Matthew 19:13-15 and it’s corresponding passages in Mark 10 and Luke 18 are even more explicit in regards to covenant children. The words and actions in these verses all take place within the context of Jesus interacting with God’s covenant people (Israel). Further, it is clear the parents believe in Jesus’s message since they are bringing their children for His blessing.
Matthew 19:13-15 13 Then some children were brought to Him so that He might lay His hands on them and pray; and the disciples rebuked them. 14 But Jesus said, “Let the children alone, and do not hinder them from coming to Me; for the kingdom of heaven belongs to such as these.” 15 After laying His hands on them, He departed from there.

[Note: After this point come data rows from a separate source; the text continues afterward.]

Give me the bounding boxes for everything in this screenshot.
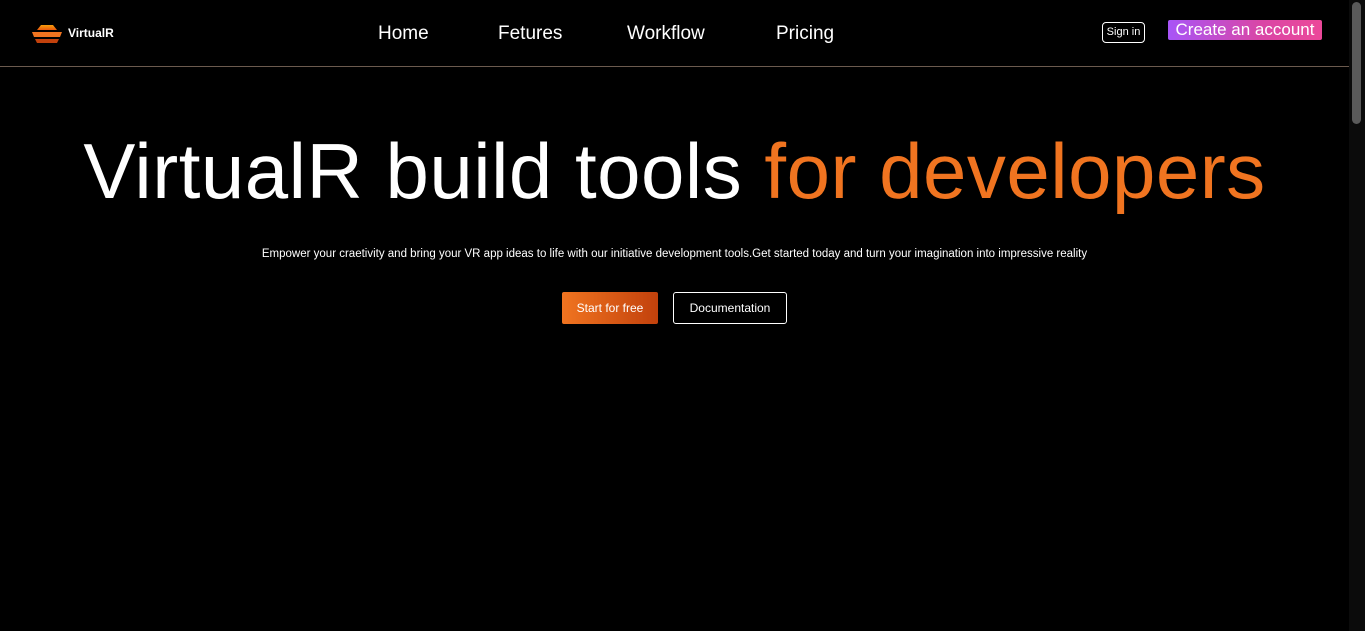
hero-title-accent: for developers	[764, 127, 1266, 215]
nav-item-workflow[interactable]: Workflow	[627, 22, 705, 46]
navbar: VirtualR Home Fetures Workflow Pricing S…	[0, 0, 1349, 67]
hero-title: VirtualR build tools for developers	[0, 125, 1349, 217]
main-nav: Home Fetures Workflow Pricing	[0, 22, 1349, 46]
nav-item-home[interactable]: Home	[378, 22, 429, 46]
nav-item-pricing[interactable]: Pricing	[776, 22, 834, 46]
cta-row: Start for free Documentation	[0, 292, 1349, 324]
create-account-button[interactable]: Create an account	[1168, 20, 1322, 40]
start-for-free-button[interactable]: Start for free	[562, 292, 658, 324]
hero-subtitle: Empower your craetivity and bring your V…	[261, 248, 1088, 260]
page: VirtualR Home Fetures Workflow Pricing S…	[0, 0, 1349, 631]
hero-title-main: VirtualR build tools	[83, 127, 765, 215]
sign-in-button[interactable]: Sign in	[1102, 22, 1145, 43]
vertical-scrollbar[interactable]	[1349, 0, 1365, 631]
scrollbar-thumb[interactable]	[1352, 2, 1361, 124]
documentation-button[interactable]: Documentation	[673, 292, 787, 324]
nav-item-features[interactable]: Fetures	[498, 22, 562, 46]
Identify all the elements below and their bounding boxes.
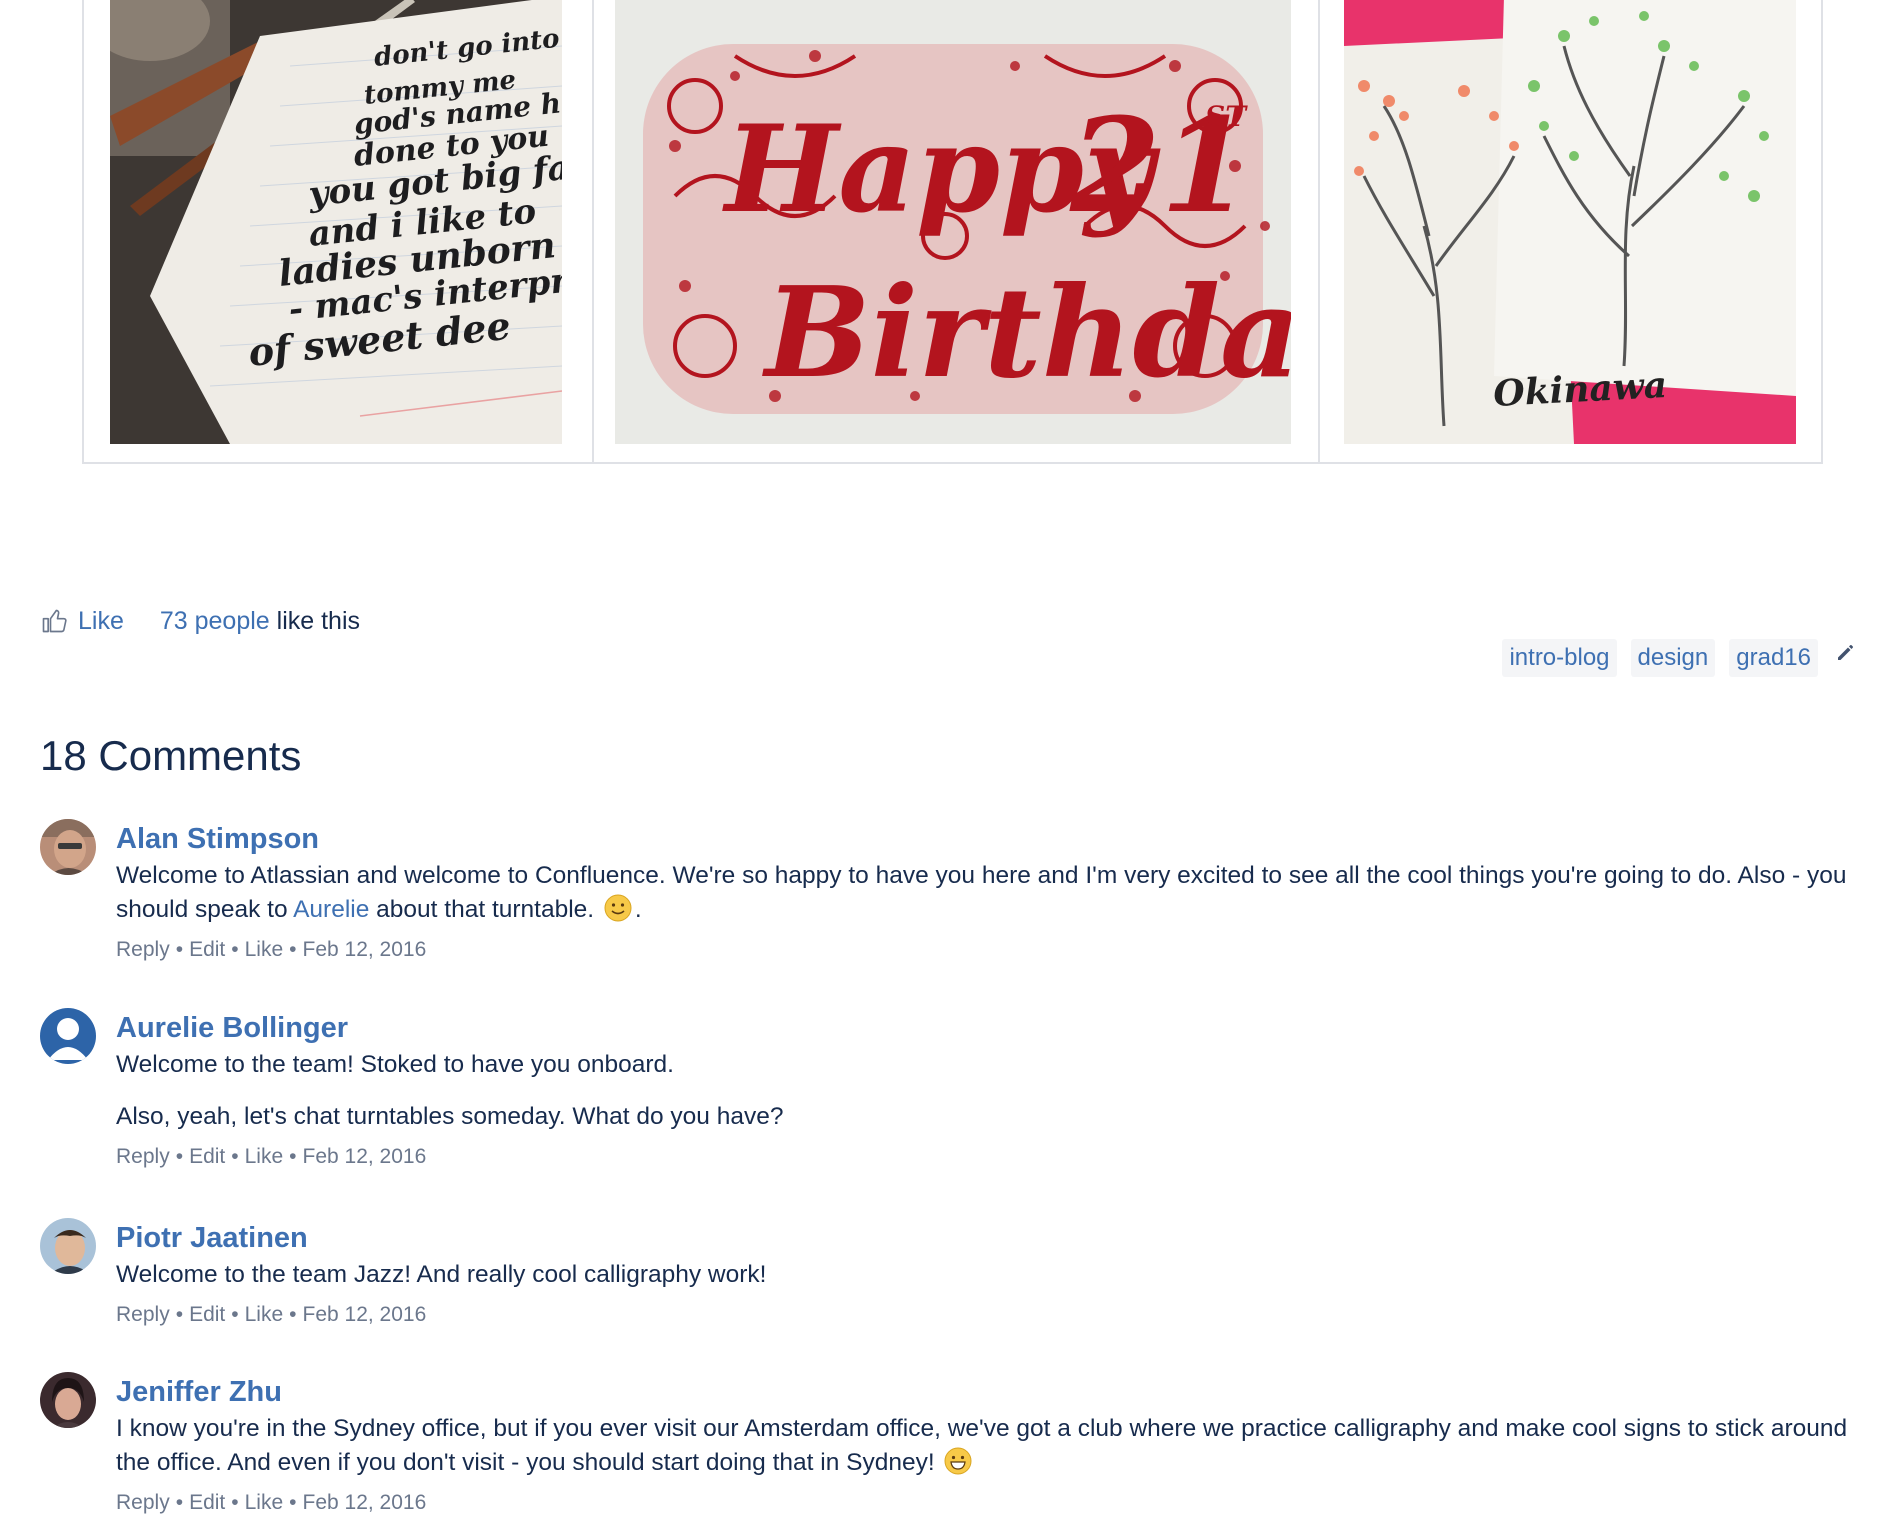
gallery-cell-2: Happy 21 ST Birthday [592,0,1320,462]
edit-link[interactable]: Edit [189,1491,225,1514]
comment-body: Welcome to the team Jazz! And really coo… [116,1261,767,1288]
comments-title: 18 Comments [40,732,302,779]
tree-cards-photo[interactable]: Okinawa [1344,0,1796,444]
avatar[interactable] [40,1372,96,1428]
happy-birthday-lettering-photo[interactable]: Happy 21 ST Birthday [615,0,1291,444]
avatar[interactable] [40,819,96,875]
like-count-suffix: like this [269,606,361,635]
likers-link[interactable]: 73 people [160,607,270,635]
lettering-st: ST [1205,100,1248,133]
comment-actions: Reply • Edit • Like • Feb 12, 2016 [116,1491,427,1514]
avatar[interactable] [40,1008,96,1064]
reply-link[interactable]: Reply [116,938,170,961]
reply-link[interactable]: Reply [116,1145,170,1168]
comment-date[interactable]: Feb 12, 2016 [303,1303,427,1326]
thumbs-up-icon [42,609,67,633]
comment-actions: Reply • Edit • Like • Feb 12, 2016 [116,1303,427,1326]
like-link[interactable]: Like [245,1145,284,1168]
edit-link[interactable]: Edit [189,1145,225,1168]
like-link[interactable]: Like [245,938,284,961]
comment-author[interactable]: Alan Stimpson [116,819,319,859]
comment-body-paragraph-2: Also, yeah, let's chat turntables someda… [116,1103,784,1130]
comment-actions: Reply • Edit • Like • Feb 12, 2016 [116,938,427,961]
labels-list: intro-blog design grad16 [1488,639,1858,677]
label-intro-blog[interactable]: intro-blog [1502,639,1617,677]
like-link[interactable]: Like [245,1303,284,1326]
comment-body: I know you're in the Sydney office, but … [116,1415,1848,1476]
like-row: Like 73 people like this [40,603,360,639]
edit-link[interactable]: Edit [189,938,225,961]
reply-link[interactable]: Reply [116,1491,170,1514]
comment-body: Welcome to Atlassian and welcome to Conf… [116,862,1847,923]
label-design[interactable]: design [1630,639,1716,677]
comment-author[interactable]: Piotr Jaatinen [116,1218,308,1258]
edit-link[interactable]: Edit [189,1303,225,1326]
mention-link[interactable]: Aurelie [293,896,369,923]
comment-body-paragraph-1: Welcome to the team! Stoked to have you … [116,1051,674,1078]
comment-date[interactable]: Feb 12, 2016 [303,1145,427,1168]
label-grad16[interactable]: grad16 [1729,639,1818,677]
like-label: Like [78,606,124,635]
pencil-icon[interactable] [1834,640,1858,664]
calligraphy-notebook-photo[interactable]: don't go into th tommy me god's name h d… [110,0,562,444]
comment-author[interactable]: Aurelie Bollinger [116,1008,348,1048]
like-count: 73 people like this [160,607,360,636]
grin-emoji-icon [944,1447,972,1475]
image-gallery: don't go into th tommy me god's name h d… [82,0,1823,464]
comment-author[interactable]: Jeniffer Zhu [116,1372,282,1412]
reply-link[interactable]: Reply [116,1303,170,1326]
avatar[interactable] [40,1218,96,1274]
like-button[interactable]: Like [40,607,124,636]
comment-date[interactable]: Feb 12, 2016 [303,1491,427,1514]
like-link[interactable]: Like [245,1491,284,1514]
comment-date[interactable]: Feb 12, 2016 [303,938,427,961]
gallery-cell-3: Okinawa [1318,0,1823,462]
smile-emoji-icon [604,894,632,922]
comment-actions: Reply • Edit • Like • Feb 12, 2016 [116,1145,427,1168]
gallery-cell-1: don't go into th tommy me god's name h d… [84,0,594,462]
lettering-birthday: Birthday [762,260,1291,406]
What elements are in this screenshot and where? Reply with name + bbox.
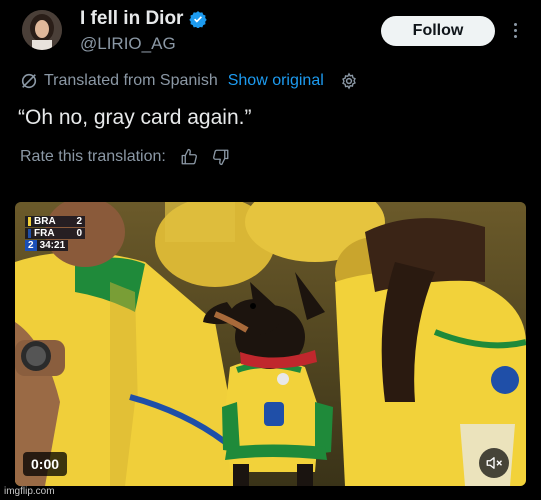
show-original-link[interactable]: Show original [228, 72, 324, 90]
scoreboard-team2: FRA 0 [25, 228, 85, 239]
video-frame: BRASIL [15, 202, 526, 486]
gear-icon[interactable] [340, 72, 358, 90]
author-name[interactable]: I fell in Dior [80, 8, 183, 30]
team2-name: FRA [34, 228, 55, 239]
verified-badge-icon [189, 11, 208, 28]
jersey-text: BRASIL [273, 449, 300, 456]
team1-name: BRA [34, 216, 56, 227]
rate-translation: Rate this translation: [20, 148, 230, 166]
speaker-muted-icon [486, 457, 502, 469]
scoreboard: BRA 2 FRA 0 2 34:21 [25, 216, 85, 251]
thumbs-down-icon[interactable] [212, 148, 230, 166]
match-clock: 34:21 [36, 240, 69, 251]
avatar[interactable] [22, 10, 62, 50]
scoreboard-team1: BRA 2 [25, 216, 85, 227]
video-duration: 0:00 [23, 452, 68, 476]
author-handle[interactable]: @LIRIO_AG [80, 34, 176, 54]
profile-photo-icon [22, 10, 62, 50]
more-options-icon[interactable] [509, 20, 521, 42]
watermark: imgflip.com [4, 486, 55, 497]
match-period: 2 [25, 240, 37, 251]
follow-button[interactable]: Follow [381, 16, 495, 46]
tweet-header: I fell in Dior @LIRIO_AG Follow [0, 0, 541, 66]
video-player[interactable]: BRASIL [15, 202, 526, 486]
translation-bar: Translated from Spanish Show original [20, 72, 358, 90]
tweet-text: “Oh no, gray card again.” [18, 106, 252, 129]
translate-icon [21, 73, 37, 89]
team2-score: 0 [76, 228, 82, 239]
mute-button[interactable] [479, 448, 509, 478]
rate-label: Rate this translation: [20, 148, 166, 165]
translated-label: Translated from Spanish [44, 72, 218, 89]
team1-score: 2 [76, 216, 82, 227]
thumbs-up-icon[interactable] [180, 148, 198, 166]
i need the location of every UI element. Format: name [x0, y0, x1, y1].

Mark 10:13-16 13 And they were bringing children to Him so that He might touch them; but the disciples rebuked them. 14 But when Jesus saw this, He was indignant and said to them, “Permit the children to come to Me; do not hinder them; for the kingdom of God belongs to such as these. 15 Truly I say to you, whoever does not receive the kingdom of God like a child will not enter it at all.” 16 And He took them in His arms and began blessing them, laying His hands on them.
Luke 18:15-17 15 And they were bringing even their babies to Him so that He would touch them, but when the disciples saw it, they began rebuking them. 16 But Jesus called for them, saying, “Permit the children to come to Me, and do not hinder them, for the kingdom of God belongs to such as these. 17 Truly I say to you, whoever does not receive the kingdom of God like a child will not enter it at all.”
The kingdom of God is Christ’s New Covenant rule over the world, as manifested in His church. Jesus is stating that this kingdom belongs to the children of believers, as a class. In fact, He makes it clear in Luke 18:17, that unless adults become like children (presumably in their dependence and trust), they cannot enter the kingdom! If the kingdom belongs to children (down to infancy) and adults must become like children to enter the kingdom, then we have things backwards when we require children to become like adults in order to enter the kingdom through baptism. This certainly does not mean that it is impossible for a child of believers to grow up in unbelief and hypocrisy and NOT inherit the kingdom of God. It would be foolish to imply that, since it is obvious that all who are baptized are not ultimately faithful Christians. However, the expectation in faith of Christian parents, based on God’s word, is that their children belong to God and His kingdom, and will grow and develop in faith, repentance, and love.
A question for consideration: if you are not a paedobaptist, then how do these verses fit into your belief system? What does it mean that “the kingdom of God belongs to such as these”? Also, why did the Holy Spirit prompt Luke to provide the detail that it is not just children in general, but even babies that are being brought to Jesus?